I go about it a little differently. My preferred approach is to first run a factor analysis on the transformed data to reduce the impact of outliers, followed by extracting the factor scores. Then I change the factor scores to normal quantiles before running a cluster analysis on them.
the two methods have different aims. While a strategy starting with a PCA has the advantages mentioned by Raid Amin, starting with k-means has no practical nor theoretical advantages
FIRST you should use PCA in order To reduce the data dimensionality and extract the signal from data, If two principal components concentrate more than 80% of the total variance you can see the data and identify clusters in a simple scatterplot.
Then, after the PCA, you should apply K-Means or other clustering method To the PCA scores in order To form clusters.

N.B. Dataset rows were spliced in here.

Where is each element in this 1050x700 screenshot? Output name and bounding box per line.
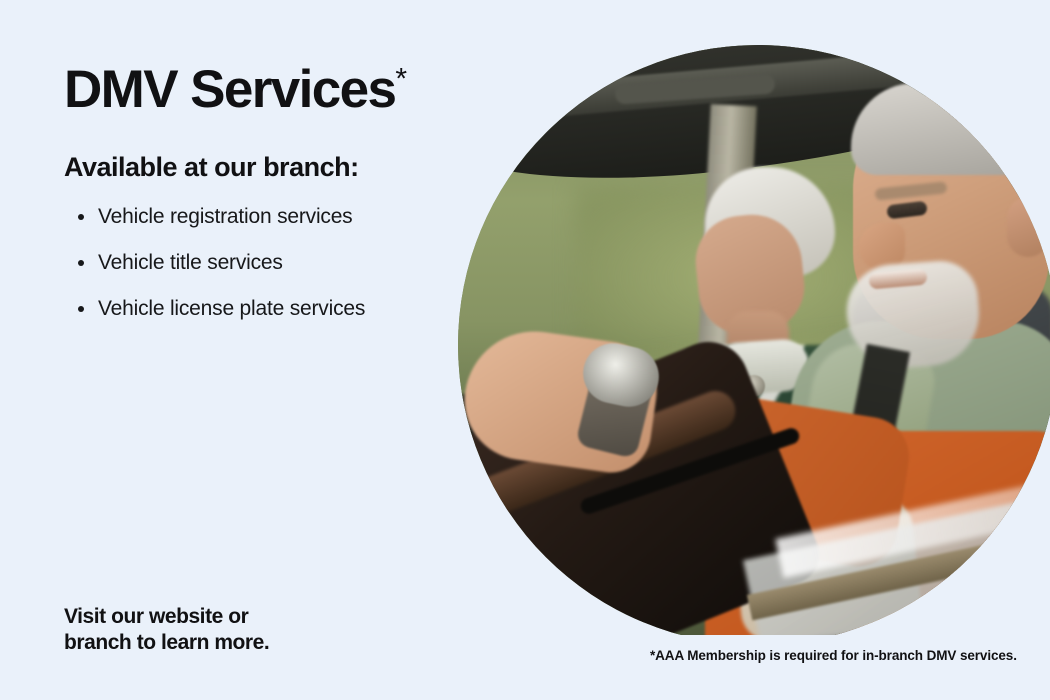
hero-photo	[455, 45, 1050, 635]
call-to-action-line-1: Visit our website or	[64, 605, 248, 628]
footnote-marker: *	[395, 62, 407, 95]
list-item: Vehicle title services	[98, 252, 365, 273]
bullet-icon	[78, 306, 84, 312]
dmv-services-banner: DMV Services* Available at our branch: V…	[0, 0, 1050, 700]
list-item: Vehicle registration services	[98, 206, 365, 227]
bullet-icon	[78, 214, 84, 220]
list-item-label: Vehicle license plate services	[98, 297, 365, 320]
legal-footnote: *AAA Membership is required for in-branc…	[650, 648, 1017, 663]
call-to-action: Visit our website or branch to learn mor…	[64, 604, 324, 655]
subheading: Available at our branch:	[64, 152, 359, 183]
list-item-label: Vehicle title services	[98, 251, 283, 274]
call-to-action-line-2: branch to learn more.	[64, 631, 269, 654]
page-title: DMV Services*	[64, 62, 407, 118]
photo-driver-ear	[1007, 197, 1049, 257]
photo-driver-hair	[851, 83, 1050, 175]
list-item-label: Vehicle registration services	[98, 205, 353, 228]
hero-photo-image	[455, 45, 1050, 635]
page-title-text: DMV Services	[64, 60, 395, 119]
hero-photo-mask	[455, 45, 1050, 635]
bullet-icon	[78, 260, 84, 266]
services-list: Vehicle registration services Vehicle ti…	[78, 206, 365, 344]
content-column: DMV Services* Available at our branch: V…	[64, 0, 464, 700]
list-item: Vehicle license plate services	[98, 298, 365, 319]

The first question that you should ask is whether or not you need to apply a dimensionality reduction technique. If you have very few features compared to the number of samples, you probably do not require to reduce the number of features. On the other hand, if the number of features is larger than the number of samples, then you will be dealing with the “curse of dimensionality”, and your k-means algorithm will not produce good results. In this case, you do want to reduce the number of features that you have. There are several techniques you could use for dimensionality reduction. For example, you could use feature selection, where you select the features that you think are the most relevant for the challenge at hand. Another approach is to use Principal Component Analysis (PCA), where you transform your data into a new dimensional space, where all the components are orthogonal to each other. Also, the components are sorted from the ones that describe the highest to lowest variance in the data. You would select a subset of the principal components as the features in your model, and capture a majority of your variance. Note that the k-mean clustering algorithm is typically slow and depends in the number of data points and features in your data set. In summary, it wouldn’t hurt to apply PCA before you apply a k-means algorithm.